I stood in the foyer and shrugged. “For you? I’m afraid not, at least at the moment. I do have some for somebody else, though, and I’m going to deliver it in person.”

“Not to Noreen?” Lily said, a shocked expression on her face.

“No, not to Noreen — I wouldn’t do that, and you know it. But tomorrow I plan to pay a visit to a Mr. Sparky Linville.”

Two

The next day began quietly enough. At seven-forty-five I was at my small table in the kitchen of Nero Wolfe’s brownstone on West Thirty-fifth Street near the Hudson, which is the place I’ve called home for more than half my life. And that small table is just about the only spot I ever have breakfast unless I’m with Lily at her Katonah retreat or find myself in jail, which, truth to tell, has happened more than once in the years I’ve been collecting paychecks signed by Nero Wolfe. I had finished a tall glass of freshly squeezed orange juice and one cup of black coffee and was starting in on a second cup, to go with the Canadian bacon and pancakes with wild-thyme honey that Fritz Brenner was preparing for me.

Wolfe, true to his morning custom, took nourishment on a tray up in his room, and my meal company, as usual, was the Times, which was propped up on the rack I had had made so I could read and still have both hands free to tackle the meal. Fritz, chef extraordinaire and the one indispensable cog in the machinery of the brownstone — with the possible exception of Wolfe himself — quietly scurried about making preparations for lunch: baby lobsters with avocados.

Fritz and I have worked out a series of accommodations over the years that allow us to coexist beautifully in the brownstone. One is that he doesn’t talk to me during breakfast, and I don’t tell him how to cook; simple, but it works. The Times wasn’t holding my interest, especially with the Mets wallowing in fifth place and the Yankees doing no better and also behaving as if they actually were fond of their current wimp of a manager.

After the events of the previous night, though, nothing less than an article on the latest adventures of Sparky Linville would have satisfied me. Lily had done her best to talk me out of seeing him, but I tried to assure her I wasn’t going to involve her niece in any way. She had frowned and remained doubtful about the undertaking, and before we parted made me promise that Noreen’s name would under no circumstances be mentioned.

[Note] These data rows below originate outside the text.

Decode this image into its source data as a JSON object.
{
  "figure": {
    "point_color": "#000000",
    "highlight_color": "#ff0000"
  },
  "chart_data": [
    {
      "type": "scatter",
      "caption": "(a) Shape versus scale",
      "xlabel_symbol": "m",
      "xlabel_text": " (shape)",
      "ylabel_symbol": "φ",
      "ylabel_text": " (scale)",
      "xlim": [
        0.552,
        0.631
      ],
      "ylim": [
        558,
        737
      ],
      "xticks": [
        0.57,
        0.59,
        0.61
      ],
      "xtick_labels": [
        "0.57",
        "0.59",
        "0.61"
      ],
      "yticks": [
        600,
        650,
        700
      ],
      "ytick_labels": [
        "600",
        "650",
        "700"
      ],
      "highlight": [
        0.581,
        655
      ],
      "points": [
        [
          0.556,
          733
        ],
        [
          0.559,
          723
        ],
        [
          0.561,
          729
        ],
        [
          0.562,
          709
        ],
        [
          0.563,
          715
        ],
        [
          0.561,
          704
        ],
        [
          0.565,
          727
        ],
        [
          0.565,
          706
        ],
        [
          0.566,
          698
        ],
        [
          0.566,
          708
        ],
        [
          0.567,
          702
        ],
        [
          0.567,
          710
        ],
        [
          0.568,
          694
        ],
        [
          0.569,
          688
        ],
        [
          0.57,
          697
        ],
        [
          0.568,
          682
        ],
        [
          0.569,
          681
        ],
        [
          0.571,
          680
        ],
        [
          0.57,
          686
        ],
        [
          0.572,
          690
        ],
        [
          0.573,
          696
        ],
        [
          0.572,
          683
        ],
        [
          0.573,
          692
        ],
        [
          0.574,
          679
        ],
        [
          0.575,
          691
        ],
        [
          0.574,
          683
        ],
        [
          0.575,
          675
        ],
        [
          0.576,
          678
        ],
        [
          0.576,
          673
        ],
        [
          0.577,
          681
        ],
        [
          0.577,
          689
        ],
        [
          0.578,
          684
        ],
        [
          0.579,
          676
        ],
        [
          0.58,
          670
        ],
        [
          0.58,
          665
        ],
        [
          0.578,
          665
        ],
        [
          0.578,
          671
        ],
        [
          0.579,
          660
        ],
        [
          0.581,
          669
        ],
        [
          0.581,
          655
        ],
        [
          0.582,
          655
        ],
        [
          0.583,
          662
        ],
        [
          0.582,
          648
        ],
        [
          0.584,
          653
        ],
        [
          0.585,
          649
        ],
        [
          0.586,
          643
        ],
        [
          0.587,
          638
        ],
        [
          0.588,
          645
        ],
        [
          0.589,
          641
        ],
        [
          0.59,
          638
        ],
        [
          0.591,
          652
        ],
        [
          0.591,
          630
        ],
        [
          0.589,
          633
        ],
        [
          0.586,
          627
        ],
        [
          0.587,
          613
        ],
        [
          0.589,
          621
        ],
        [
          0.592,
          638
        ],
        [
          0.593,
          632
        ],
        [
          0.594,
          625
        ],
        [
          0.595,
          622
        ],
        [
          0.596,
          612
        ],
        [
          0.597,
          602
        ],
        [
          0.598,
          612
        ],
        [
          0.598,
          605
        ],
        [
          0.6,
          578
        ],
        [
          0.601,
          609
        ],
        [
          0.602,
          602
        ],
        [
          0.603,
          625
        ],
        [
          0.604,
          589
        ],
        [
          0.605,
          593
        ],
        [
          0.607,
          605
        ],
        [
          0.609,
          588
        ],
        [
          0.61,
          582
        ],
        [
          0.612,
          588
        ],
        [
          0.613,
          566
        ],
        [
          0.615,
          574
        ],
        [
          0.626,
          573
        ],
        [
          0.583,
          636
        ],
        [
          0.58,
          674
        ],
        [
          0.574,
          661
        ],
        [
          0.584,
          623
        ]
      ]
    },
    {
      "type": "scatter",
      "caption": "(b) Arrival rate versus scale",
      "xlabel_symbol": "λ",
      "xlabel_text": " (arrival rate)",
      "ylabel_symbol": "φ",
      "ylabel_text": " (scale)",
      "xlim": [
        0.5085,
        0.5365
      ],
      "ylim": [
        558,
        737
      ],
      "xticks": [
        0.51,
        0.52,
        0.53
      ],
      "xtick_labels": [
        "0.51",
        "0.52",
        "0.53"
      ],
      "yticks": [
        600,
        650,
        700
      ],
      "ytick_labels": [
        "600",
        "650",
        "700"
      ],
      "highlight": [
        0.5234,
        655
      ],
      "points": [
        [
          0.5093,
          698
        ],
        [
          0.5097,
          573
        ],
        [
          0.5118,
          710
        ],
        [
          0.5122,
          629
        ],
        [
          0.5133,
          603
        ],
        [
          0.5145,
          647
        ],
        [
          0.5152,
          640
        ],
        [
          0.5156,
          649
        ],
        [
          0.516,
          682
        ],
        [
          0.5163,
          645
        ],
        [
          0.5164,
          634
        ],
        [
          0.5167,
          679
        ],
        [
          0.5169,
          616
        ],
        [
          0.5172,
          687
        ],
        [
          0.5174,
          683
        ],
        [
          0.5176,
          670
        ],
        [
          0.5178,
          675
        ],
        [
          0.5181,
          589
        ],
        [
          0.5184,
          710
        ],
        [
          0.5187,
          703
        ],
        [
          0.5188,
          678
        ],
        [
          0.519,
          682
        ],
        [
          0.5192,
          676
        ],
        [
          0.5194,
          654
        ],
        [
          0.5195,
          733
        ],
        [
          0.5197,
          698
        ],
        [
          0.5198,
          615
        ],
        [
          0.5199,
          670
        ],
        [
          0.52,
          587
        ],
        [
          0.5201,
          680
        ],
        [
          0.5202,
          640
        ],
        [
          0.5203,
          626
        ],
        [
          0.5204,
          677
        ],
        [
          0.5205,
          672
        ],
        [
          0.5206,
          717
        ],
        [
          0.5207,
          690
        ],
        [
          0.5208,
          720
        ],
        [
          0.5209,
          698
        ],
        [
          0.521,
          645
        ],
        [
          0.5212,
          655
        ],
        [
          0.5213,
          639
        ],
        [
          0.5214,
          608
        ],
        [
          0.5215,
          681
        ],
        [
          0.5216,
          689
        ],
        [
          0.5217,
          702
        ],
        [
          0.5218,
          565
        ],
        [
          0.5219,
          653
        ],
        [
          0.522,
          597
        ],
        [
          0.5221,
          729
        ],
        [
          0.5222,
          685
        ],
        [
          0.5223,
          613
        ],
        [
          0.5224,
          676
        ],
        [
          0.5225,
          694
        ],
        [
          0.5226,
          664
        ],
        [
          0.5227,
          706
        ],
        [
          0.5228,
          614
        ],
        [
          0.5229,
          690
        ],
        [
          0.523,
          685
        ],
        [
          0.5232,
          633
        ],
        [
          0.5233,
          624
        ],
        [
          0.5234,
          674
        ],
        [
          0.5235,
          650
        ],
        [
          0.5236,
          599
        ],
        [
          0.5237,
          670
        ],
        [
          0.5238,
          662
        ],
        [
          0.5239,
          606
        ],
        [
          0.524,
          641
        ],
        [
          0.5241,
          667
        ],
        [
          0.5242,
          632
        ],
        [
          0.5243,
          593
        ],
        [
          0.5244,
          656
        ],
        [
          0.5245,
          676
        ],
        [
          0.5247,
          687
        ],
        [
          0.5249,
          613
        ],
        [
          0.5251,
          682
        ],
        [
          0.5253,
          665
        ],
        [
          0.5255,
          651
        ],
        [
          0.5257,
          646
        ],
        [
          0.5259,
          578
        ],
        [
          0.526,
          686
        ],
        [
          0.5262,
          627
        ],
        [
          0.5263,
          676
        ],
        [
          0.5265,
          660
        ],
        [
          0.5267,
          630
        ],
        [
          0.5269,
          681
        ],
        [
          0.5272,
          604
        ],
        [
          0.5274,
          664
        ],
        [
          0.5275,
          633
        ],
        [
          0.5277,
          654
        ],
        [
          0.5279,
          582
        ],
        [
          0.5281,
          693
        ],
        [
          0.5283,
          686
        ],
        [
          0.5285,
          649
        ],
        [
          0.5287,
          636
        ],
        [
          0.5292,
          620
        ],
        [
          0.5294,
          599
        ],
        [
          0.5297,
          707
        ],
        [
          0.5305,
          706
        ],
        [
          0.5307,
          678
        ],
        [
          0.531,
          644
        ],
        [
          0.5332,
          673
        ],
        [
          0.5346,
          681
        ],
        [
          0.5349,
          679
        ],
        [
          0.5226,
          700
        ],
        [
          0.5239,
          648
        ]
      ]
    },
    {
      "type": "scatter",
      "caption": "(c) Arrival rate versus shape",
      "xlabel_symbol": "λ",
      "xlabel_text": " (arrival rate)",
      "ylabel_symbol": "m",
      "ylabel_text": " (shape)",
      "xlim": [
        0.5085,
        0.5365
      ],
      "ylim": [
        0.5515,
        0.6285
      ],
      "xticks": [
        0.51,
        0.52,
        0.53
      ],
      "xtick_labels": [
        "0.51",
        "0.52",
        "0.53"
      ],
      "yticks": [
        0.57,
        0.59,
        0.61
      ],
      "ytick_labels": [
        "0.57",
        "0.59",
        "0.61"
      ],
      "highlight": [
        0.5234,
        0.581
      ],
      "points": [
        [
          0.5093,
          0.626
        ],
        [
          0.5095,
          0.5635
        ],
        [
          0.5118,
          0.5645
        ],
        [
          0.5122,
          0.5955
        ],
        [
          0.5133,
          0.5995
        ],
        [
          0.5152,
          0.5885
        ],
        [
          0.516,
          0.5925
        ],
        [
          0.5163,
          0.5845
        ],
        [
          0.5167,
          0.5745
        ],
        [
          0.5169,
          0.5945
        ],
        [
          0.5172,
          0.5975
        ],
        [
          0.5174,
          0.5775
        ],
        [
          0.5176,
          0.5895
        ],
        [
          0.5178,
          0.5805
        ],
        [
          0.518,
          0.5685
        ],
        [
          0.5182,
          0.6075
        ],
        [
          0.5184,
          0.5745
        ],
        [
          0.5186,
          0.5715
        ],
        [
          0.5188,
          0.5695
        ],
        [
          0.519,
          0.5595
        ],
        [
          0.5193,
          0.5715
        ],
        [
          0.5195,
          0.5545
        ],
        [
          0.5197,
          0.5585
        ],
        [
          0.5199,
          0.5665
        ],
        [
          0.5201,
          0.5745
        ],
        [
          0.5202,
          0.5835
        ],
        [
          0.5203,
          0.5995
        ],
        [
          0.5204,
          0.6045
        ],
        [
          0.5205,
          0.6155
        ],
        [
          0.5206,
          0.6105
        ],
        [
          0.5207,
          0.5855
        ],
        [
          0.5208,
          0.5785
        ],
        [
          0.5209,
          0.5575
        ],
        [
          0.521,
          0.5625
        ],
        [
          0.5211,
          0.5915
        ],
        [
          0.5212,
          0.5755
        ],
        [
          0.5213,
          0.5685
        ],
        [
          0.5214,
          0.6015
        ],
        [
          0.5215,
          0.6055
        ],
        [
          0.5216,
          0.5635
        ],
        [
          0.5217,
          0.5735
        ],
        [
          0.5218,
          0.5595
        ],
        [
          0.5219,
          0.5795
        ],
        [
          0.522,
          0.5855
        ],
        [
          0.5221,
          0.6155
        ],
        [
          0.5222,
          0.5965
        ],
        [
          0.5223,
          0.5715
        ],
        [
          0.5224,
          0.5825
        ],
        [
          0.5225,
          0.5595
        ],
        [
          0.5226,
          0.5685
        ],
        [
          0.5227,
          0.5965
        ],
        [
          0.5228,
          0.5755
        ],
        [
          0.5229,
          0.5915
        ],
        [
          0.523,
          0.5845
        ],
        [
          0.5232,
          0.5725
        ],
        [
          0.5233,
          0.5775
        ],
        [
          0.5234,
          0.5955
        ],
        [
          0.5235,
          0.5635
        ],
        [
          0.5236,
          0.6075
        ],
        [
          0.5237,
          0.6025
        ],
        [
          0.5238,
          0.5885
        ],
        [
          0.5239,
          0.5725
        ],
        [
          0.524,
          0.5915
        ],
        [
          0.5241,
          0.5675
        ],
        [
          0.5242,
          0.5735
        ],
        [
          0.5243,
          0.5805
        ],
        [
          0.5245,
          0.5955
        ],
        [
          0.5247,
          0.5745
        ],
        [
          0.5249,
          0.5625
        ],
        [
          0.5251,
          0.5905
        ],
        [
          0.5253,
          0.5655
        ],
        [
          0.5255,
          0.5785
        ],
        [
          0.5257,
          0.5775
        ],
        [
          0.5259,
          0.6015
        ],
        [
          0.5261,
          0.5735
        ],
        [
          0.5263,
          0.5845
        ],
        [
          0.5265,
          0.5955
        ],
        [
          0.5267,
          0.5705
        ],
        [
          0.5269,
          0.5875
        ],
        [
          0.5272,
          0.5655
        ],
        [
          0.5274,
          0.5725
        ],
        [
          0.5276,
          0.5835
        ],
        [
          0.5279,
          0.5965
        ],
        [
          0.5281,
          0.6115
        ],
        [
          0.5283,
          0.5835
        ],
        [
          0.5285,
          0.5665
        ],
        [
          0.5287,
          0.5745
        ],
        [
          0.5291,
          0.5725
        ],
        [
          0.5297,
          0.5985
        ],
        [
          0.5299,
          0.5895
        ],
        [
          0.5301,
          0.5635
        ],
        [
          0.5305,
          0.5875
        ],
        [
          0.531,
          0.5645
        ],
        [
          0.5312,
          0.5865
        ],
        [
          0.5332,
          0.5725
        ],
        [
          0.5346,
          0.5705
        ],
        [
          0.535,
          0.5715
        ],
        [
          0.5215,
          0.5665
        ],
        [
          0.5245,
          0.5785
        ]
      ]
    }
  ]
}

I finished breakfast and carried a cup of coffee down the hall to the office. Wolfe wasn’t there, of course, and wouldn’t be until eleven. His unvarying Monday-through-Saturday schedule calls for him to spend four hours daily — nine to eleven in the morning and four to six in the P.M. — playing with his ten thousand orchids in the greenhouse on the fourth floor, along with Theodore Horstmann, the crotchety old orchid tender who’s worked for Wolfe even longer than I have.

I touched down at my desk and contemplated the day’s work, which consisted primarily of paying the bills and updating the orchid-germination records on the personal computer. We didn’t have any cases at present, which suited Wolfe just fine, what with his case of terminal laziness. The bank balance was reasonably healthy, though, in the main because of the fat fee our fat resident genius got for figuring out — with some incidental help from yours truly — which of a Scarsdale millionaire’s domestic staff of seven had filched a coin collection valued in the high six figures.